Inflation à la pompe en Côte d'Ivoire : hausse des prix des carburants en août 2026
31 juillet 2026

Inflation à la pompe en Côte d'Ivoire : hausse des prix des carburants en août 2026

Par Timothée Adjogla

Les points clés :

  • La Côte d'Ivoire applique le mécanisme d'ajustement automatique des prix des carburants pour le mois d'août 2026 en répercutant les tensions internationales.

  • Le Super sans plomb franchit la barre des 900 FCFA le litre tandis que le gasoil et le pétrole lampant subissent des augmentations comprises entre 25 et 35 FCFA.
  • Les prix du gaz butane restent rigoureusement bloqués à leurs niveaux antérieurs afin de préserver le pouvoir d'achat des ménages face au risque d'escalade des coûts de la vie.

L'économie ivoirienne se retrouve une nouvelle fois confrontée à la volatilité structurelle des marchés énergétiques mondiaux. En application du mécanisme automatique de fixation des tarifs des hydrocarbures, la Direction générale des hydrocarbures a officialisé la grille tarifaire en vigueur pour la période du 1er au 31 août 2026. Cette revalorisation touche l'ensemble des carburants liquides et reflète directement la détérioration de la conjoncture pétrolière internationale. Après une relative accalmie, la hausse des cours du brut frappe les consommateurs à la pompe, témoignant de la vulnérabilité des pays importateurs nets face aux soubresauts du commerce mondial.

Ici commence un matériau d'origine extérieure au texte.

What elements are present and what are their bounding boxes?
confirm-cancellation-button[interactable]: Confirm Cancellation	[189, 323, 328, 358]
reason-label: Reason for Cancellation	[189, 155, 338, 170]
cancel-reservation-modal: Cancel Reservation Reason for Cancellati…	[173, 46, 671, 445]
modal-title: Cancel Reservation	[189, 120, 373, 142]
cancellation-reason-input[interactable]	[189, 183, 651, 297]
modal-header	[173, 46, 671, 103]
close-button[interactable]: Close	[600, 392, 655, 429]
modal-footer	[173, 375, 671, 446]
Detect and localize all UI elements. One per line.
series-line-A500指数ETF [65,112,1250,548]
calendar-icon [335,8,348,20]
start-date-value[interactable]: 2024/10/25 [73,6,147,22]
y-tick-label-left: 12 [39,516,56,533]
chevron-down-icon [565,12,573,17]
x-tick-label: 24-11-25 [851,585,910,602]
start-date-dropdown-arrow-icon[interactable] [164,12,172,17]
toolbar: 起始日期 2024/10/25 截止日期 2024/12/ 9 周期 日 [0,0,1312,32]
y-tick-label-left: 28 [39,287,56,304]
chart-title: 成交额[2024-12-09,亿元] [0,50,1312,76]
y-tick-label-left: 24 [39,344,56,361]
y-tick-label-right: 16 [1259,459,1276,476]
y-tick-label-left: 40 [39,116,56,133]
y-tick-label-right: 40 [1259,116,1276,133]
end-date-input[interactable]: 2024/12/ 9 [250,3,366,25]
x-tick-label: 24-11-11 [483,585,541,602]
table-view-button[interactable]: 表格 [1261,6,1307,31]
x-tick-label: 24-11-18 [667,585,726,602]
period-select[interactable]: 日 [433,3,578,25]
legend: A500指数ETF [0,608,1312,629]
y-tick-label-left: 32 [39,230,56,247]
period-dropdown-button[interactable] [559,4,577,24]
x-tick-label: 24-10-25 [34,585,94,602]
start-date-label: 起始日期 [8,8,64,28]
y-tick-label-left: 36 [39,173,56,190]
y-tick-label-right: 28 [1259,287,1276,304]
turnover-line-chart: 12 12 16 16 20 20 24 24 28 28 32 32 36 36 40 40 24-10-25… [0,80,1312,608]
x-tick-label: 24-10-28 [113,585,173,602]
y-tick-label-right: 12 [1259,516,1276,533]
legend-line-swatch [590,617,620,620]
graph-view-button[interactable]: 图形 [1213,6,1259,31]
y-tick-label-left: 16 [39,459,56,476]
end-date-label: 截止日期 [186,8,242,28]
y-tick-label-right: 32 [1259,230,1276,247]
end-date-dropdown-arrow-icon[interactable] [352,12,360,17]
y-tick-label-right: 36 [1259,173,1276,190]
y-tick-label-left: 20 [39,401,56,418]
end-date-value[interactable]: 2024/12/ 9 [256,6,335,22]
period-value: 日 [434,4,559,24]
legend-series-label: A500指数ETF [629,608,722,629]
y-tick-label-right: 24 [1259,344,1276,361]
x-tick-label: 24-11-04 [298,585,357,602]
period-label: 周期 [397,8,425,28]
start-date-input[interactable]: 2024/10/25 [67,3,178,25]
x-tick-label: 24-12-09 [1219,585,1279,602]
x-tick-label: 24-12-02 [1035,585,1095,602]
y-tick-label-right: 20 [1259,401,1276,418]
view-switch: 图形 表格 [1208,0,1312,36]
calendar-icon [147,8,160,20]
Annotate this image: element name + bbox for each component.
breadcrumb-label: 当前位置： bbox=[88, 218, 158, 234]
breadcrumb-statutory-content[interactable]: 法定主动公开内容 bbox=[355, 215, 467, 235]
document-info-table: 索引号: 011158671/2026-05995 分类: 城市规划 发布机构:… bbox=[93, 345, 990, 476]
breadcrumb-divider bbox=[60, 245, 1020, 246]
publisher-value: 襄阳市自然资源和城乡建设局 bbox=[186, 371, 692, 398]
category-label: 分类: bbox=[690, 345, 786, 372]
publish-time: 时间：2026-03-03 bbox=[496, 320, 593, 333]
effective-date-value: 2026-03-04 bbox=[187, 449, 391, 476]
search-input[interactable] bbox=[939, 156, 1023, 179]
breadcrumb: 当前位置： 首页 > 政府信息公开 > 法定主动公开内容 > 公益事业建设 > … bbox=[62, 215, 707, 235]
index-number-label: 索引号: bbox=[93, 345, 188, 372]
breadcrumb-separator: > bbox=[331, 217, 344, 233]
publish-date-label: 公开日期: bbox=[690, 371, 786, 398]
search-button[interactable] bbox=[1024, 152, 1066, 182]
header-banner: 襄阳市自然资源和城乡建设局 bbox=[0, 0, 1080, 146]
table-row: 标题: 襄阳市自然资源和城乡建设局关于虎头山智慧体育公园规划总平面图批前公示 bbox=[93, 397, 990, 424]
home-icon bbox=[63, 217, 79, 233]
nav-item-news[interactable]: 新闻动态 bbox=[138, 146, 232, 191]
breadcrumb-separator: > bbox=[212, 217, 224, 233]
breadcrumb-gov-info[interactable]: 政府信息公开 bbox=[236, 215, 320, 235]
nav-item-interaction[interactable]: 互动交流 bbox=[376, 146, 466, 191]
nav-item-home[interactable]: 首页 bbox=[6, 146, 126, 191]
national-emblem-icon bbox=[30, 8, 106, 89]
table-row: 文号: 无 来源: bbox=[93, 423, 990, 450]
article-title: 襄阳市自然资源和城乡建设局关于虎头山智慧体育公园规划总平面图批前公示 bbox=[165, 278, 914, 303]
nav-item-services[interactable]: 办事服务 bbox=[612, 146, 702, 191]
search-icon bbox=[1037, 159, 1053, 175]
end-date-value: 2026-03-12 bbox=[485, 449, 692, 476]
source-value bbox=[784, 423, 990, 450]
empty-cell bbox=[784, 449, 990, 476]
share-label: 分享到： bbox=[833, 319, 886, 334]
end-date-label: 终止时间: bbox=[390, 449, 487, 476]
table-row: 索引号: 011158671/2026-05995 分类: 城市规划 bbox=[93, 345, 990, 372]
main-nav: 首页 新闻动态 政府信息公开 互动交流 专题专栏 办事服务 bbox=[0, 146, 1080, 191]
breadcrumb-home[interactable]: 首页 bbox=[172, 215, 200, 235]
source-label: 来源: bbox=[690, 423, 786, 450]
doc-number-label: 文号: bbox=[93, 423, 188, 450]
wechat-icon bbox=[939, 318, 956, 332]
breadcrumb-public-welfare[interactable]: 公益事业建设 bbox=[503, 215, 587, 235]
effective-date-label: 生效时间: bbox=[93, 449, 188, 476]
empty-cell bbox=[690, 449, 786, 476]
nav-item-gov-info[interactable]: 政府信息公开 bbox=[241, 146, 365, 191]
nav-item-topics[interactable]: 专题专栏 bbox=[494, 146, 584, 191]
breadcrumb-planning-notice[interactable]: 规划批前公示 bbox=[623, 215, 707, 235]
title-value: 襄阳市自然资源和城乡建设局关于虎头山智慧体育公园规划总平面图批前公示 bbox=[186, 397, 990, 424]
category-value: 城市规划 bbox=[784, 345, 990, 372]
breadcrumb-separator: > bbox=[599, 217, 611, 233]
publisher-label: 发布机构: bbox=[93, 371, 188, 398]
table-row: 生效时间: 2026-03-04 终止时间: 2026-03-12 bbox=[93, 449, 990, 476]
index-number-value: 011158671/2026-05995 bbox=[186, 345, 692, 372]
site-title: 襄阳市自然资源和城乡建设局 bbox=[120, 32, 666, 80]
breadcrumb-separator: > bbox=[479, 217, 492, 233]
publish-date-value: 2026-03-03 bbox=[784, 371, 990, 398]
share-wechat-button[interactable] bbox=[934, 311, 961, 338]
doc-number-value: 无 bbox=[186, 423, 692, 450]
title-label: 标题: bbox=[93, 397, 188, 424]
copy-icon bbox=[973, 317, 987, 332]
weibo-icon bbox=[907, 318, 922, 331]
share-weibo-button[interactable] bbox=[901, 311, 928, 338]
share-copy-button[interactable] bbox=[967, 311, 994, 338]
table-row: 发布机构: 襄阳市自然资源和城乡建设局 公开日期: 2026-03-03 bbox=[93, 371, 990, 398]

L'origine principale de cette poussée tensionnelle réside dans les perturbations logistiques majeures qui affectent le détroit d'Ormuz. Le blocage de cette artère névralgique du transit maritime pétrolier mondial a immédiatement restreint l'offre disponible et fait s'envoler les coûts d'assurance et de fret maritime. Fidèle à sa politique d'ajustement mensuel qui vise à répercuter la réalité des coûts d'approvisionnement tout en lissant les pics d'inflation extrême, Abidjan adapte ses prix locaux pour maintenir l'équilibre financier des distributeurs sans asphyxier totalement le tissu économique national.

Impact différencié sur le transport, les ménages ruraux et la stabilité du gaz butane

Dans le détail, le Super sans plomb subit la hausse la plus marquée sur le marché de détail en augmentant de 30 FCFA pour s'établir à 905 FCFA le litre pour le mois d'août. Ce carburant de référence avait déjà connu une envolée brutale de 55 FCFA en mai dernier pour atteindre 875 FCFA, après avoir entamé le deuxième trimestre à 820 FCFA. Le gasoil, véritable fluide vital du secteur du transport de marchandises et des véhicules de transport en commun, enregistre pour sa part un relèvement de 25 FCFA pour fixer son litre à 725 FCFA, prolongeant la hausse identique subie trois mois plus tôt par rapport au niveau d'avril.

L'impact social de cette révision touche également les zones rurales et périurbaines à travers le pétrole lampant, produit essentiel pour l'éclairage et le chauffage domestique hors réseau électrique. Ce combustible progresse de 35 FCFA pour atteindre 780 FCFA le litre. En revanche, le gouvernement ivoirien a choisi de maintenir un bouclier tarifaire strict sur le gaz butane domestique. Les prix restent gelés à 2 000 FCFA pour la bouteille de 6 kg, 5 200 FCFA pour le format de 12,5 kg et 11 610 FCFA pour la bouteille de 25 kg. Cette mesure de soutien ciblé cherche à contenir la facture énergétique des foyers et à freiner la déforestation liée à l'usage du bois de chauffe.

Pourquoi est-ce important ?

La revalorisation des prix des carburants en Côte d'Ivoire illustre le défi permanent d'arbitrage auquel font face les gouvernements ouest-africains entre vérité des prix industriels et protection de la paix sociale. La hausse combinée du gasoil et du Super fait peser un risque direct de contagion inflationniste sur l'ensemble de l'économie, au premier rang duquel figure le coût du transport urbain et interurbain ainsi que le prix des denrées alimentaires acheminées depuis les campagnes vers les grands centres urbains comme Abidjan.

En sanctuarisant les tarifs du gaz butane, les autorités ivoiriennes tentent d'amortir le choc financier pour les ménages les plus modestes tout en poursuivant leurs objectifs environnementaux. Néanmoins, si les blocages logistiques au détroit d'Ormuz venaient à s'inscrire dans la durée, la pression sur le budget de l'État pour maintenir ces subventions croisées deviendrait difficilement tenable. L'évolution des prix au cours des prochains mois sera un indicateur décisif pour évaluer la capacité de résilience de la demande intérieure ivoirienne face au choc pétrolier mondial.